Northland: A 4000-Mile Journey Along America’s Forgotten Border – Porter Fox
Fox travels the border between the United States and Canada from east to west, beginning on the coast of Maine and ending on the beaches of Washington. Along the way he hitches rides with fishermen in Maine and on a cargo barge that travels the Great Lakes. He paddles a canoe through the St. Lawrence river area. He joins a seasoned explorer in the lake country of Minnesota. He drives the vast flat lands that stretch across the Dakotas and Montana. Through his trip he shares stories of the first Europeans to explore and settle the lands, the government workers who marked the border over the decades, and ties those stories to the current state of the lands and people who live on them.
Sabrina – Nick Drnaso
My first graphic novel of the year. I recall one review said that this book literally haunted the reviewer’s dreams, which set a certain expectation for what the book should be.
Drnaso centers his story on the disappearance of a young woman named Sabrina a few blocks from her home, her eventual death, and the impact that has on her boyfriend, the people who attempt to help him, and eventually on the entire country. It morphs into a much broader critique of the state of the world as he looks into conspiracy theories, the way we consume and spread information, and how the individual can get crushed by society.
It is a bleak and unsettling book. It also has some very strange sections that I, honestly, could not figure out. I wasn’t sure what to make of the end of the book. His art has an indistinct style, too, which made it tough at times to know which character was currently at the center of the panel. Or perhaps that was just because I don’t read a lot of graphic novels and if things aren’t very clear I can’t keep up with them.
The Parade – David Eggers
Oh, how I once enjoyed Eggers’ writing. He once offered us some of the most daring and interesting prose of anyone in his generation. He’s used his fame to push worthy causes and help others. However, along the way he lost his fastball and his recent work has come off as lazy and well below the heights of his early work. And yet, when I saw this at the library, I was drawn to it. It certainly helped that it is a rather thin book. “If it sucks, at least it won’t take me very long to get through it,” was my thought. Which ended up being the straight truth, Ruth.

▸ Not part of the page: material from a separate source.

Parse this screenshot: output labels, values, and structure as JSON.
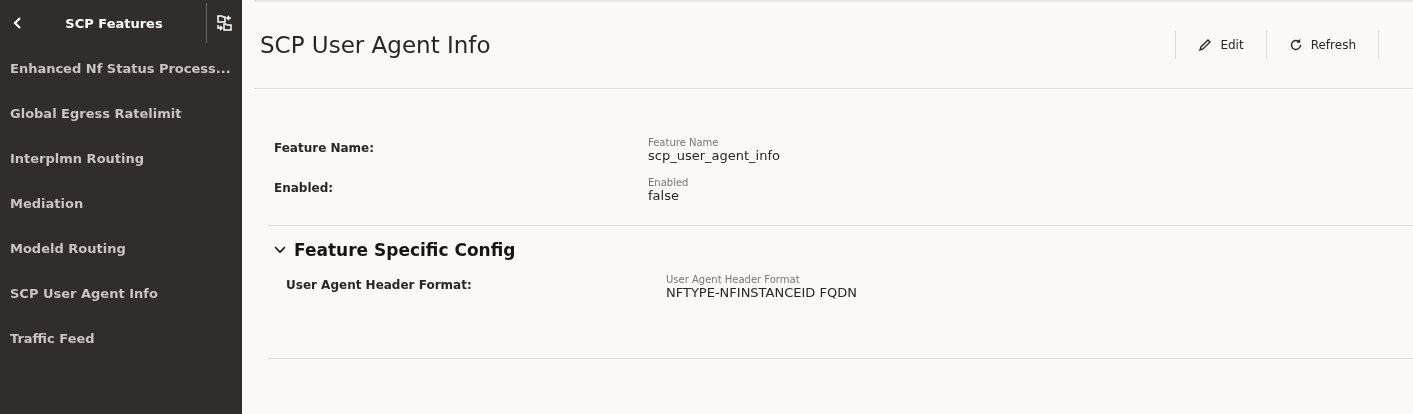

Eggers writes about two contract workers who are sent to a fictional country somewhere in southeastern Europe that is coming out of a long civil war. The men are tasked with laying down the first paved road that connects the country’s southern hinterlands to the capital. Their work, it is promised, will allow the people in what were rebel strongholds the chance to access the bigger, better economy, education, culture, and healthcare of the nation’s capital.

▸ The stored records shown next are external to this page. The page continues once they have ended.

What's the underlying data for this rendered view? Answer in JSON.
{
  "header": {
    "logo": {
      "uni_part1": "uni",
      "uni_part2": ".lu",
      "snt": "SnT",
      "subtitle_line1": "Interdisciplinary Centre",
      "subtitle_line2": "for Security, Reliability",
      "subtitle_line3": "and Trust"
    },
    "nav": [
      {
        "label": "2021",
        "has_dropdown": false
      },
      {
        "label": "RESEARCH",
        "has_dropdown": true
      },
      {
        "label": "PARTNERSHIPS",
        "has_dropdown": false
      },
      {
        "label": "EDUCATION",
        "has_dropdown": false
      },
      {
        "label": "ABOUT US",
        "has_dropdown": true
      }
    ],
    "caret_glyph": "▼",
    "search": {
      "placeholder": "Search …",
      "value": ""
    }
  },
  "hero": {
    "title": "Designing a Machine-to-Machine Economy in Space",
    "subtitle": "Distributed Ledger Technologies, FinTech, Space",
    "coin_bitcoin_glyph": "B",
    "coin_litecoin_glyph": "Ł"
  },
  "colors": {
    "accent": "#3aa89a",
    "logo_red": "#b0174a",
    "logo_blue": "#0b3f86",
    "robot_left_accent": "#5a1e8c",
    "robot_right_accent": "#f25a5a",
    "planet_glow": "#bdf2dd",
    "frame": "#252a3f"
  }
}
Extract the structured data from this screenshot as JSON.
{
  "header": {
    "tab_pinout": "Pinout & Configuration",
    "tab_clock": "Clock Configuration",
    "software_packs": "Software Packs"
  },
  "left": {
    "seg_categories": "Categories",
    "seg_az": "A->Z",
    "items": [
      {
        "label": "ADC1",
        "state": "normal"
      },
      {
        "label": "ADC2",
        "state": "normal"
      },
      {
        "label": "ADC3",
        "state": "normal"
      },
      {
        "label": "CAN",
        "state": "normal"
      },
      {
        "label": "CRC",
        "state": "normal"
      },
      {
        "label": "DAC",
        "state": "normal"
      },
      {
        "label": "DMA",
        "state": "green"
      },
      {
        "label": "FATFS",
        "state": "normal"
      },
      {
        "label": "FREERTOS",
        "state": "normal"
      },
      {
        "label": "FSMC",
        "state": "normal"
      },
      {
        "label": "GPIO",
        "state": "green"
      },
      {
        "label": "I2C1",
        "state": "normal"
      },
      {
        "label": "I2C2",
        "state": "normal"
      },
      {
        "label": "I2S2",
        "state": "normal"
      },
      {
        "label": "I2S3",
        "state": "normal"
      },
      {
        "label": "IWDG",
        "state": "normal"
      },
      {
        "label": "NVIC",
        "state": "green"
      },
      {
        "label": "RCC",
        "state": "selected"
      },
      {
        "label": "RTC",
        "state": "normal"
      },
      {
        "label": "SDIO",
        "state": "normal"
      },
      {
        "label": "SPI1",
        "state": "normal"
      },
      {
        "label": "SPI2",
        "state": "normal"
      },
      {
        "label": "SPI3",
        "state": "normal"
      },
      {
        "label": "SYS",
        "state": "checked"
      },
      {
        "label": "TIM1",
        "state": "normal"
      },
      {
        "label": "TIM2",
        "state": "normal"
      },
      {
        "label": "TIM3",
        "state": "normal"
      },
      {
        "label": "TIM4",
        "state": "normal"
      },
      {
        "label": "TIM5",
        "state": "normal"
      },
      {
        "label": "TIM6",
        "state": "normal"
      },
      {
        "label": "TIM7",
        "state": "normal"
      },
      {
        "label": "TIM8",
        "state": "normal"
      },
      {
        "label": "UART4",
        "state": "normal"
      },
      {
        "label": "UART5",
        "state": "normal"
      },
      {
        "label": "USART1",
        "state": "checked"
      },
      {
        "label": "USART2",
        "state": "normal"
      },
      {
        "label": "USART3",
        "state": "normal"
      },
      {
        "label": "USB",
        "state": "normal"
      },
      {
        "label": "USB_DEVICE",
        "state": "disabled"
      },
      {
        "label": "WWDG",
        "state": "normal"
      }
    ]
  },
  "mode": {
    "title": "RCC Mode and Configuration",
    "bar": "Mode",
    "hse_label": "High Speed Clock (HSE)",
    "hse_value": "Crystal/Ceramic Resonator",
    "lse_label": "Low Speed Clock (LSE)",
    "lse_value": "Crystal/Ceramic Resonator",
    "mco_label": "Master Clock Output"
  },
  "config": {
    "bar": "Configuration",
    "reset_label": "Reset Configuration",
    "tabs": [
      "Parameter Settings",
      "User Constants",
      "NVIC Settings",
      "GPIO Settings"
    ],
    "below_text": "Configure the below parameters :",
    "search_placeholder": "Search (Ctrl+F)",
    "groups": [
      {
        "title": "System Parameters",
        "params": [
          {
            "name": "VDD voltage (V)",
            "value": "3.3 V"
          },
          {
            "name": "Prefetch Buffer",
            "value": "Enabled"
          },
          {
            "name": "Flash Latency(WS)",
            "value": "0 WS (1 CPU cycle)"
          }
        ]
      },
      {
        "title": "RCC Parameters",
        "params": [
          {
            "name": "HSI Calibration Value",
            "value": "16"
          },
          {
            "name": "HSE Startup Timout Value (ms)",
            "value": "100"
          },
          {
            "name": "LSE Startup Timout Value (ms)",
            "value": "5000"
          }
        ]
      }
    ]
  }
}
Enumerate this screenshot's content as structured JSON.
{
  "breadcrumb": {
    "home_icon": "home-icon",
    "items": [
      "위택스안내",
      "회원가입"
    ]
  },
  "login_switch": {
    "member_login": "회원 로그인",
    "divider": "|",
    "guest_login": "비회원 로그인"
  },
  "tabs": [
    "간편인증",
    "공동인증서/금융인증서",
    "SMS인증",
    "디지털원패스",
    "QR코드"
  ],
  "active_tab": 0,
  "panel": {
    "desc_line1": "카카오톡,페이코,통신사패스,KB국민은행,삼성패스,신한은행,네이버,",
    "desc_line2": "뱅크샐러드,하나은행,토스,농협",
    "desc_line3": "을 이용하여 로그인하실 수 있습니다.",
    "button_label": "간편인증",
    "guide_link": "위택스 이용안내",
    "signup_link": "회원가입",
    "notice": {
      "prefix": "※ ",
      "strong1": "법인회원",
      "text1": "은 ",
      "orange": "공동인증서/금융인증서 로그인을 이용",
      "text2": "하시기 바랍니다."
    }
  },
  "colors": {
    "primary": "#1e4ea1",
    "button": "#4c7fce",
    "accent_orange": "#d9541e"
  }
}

The project lead is a sober, dedicated man who refuses to stray from the protocols placed upon the project. He spends his days piloting a state-of-the-art machine that can lay an asphalt road quicker than any other similar machine. His partner, on the other hand, sees little need for boundaries or regulations. His task is to clear the path in front of the machine of people, large impediments, and solve other mini-crises so that the asphalt can continue to get laid down unimpeded. He is more interested in jetting off on his motorcycle to explore strange areas and interact with the locals.
As you would expect, his journeys lead to trouble of various kinds, the lead is forced to jettison the schedule, which causes him to accept that there is more to life than following instructions. And his partner sees that there is danger in living life without boundaries.
All this leads to one of the most predictable endings I can remember. And, again, it came across as the lazy, easy choice for Eggers. I wondered if I had missed something so I skimmed a few reviews after I finished. One critic called the book’s final paragraph one of the most offensive things she had ever read. I think that’s a little extreme. But it is all the proof that I need that I don’t need to read another Eggers book.
Four Days in July: Tom Watson, the 2009 Open Championship, and a Tournament for the Ages – Jim Huber
I grabbed this – the tale of Tom Watson’s amazing run to nearly winning the 2009 British Open – as a book for our trip to San Diego. I started it the Sunday before we left and ended up blowing through it in about 36 hours.
That’s not to say it is a great book. Rather that it reads pretty quickly and isn’t that lengthy to begin with.
Many of you will remember Huber, who worked for CNN and the Turner networks for years as their resident “essayist.” He was the guy who rolled in for touchy-feely pieces in the midst of other sports coverage. The book reads exactly like an extended one of those essays. It’s schmaltzy and overly-dramatic, but given that it is about a nearly 60-year-old man coming within a shot of winning one of the biggest golf tournaments in the world, the tone fits the subject matter.
While the book focuses on that July weekend, Huber does offer background into both Watson’s life and that of Stewart Cink, who bested him in the playoff. There’s plenty of history of the tournament and how Watson came to be one of the Open’s greatest champions with his dominance there in the late ‘70s and early ‘80s. Huber’s dissection of Watson’s final hole of regulation, when he made a couple tough choices that both cost him, are deep and do well to show how Watson made the right choices. But I did like how Joe Posnanski handled what happened to Watson on the 72nd hole better than Huber.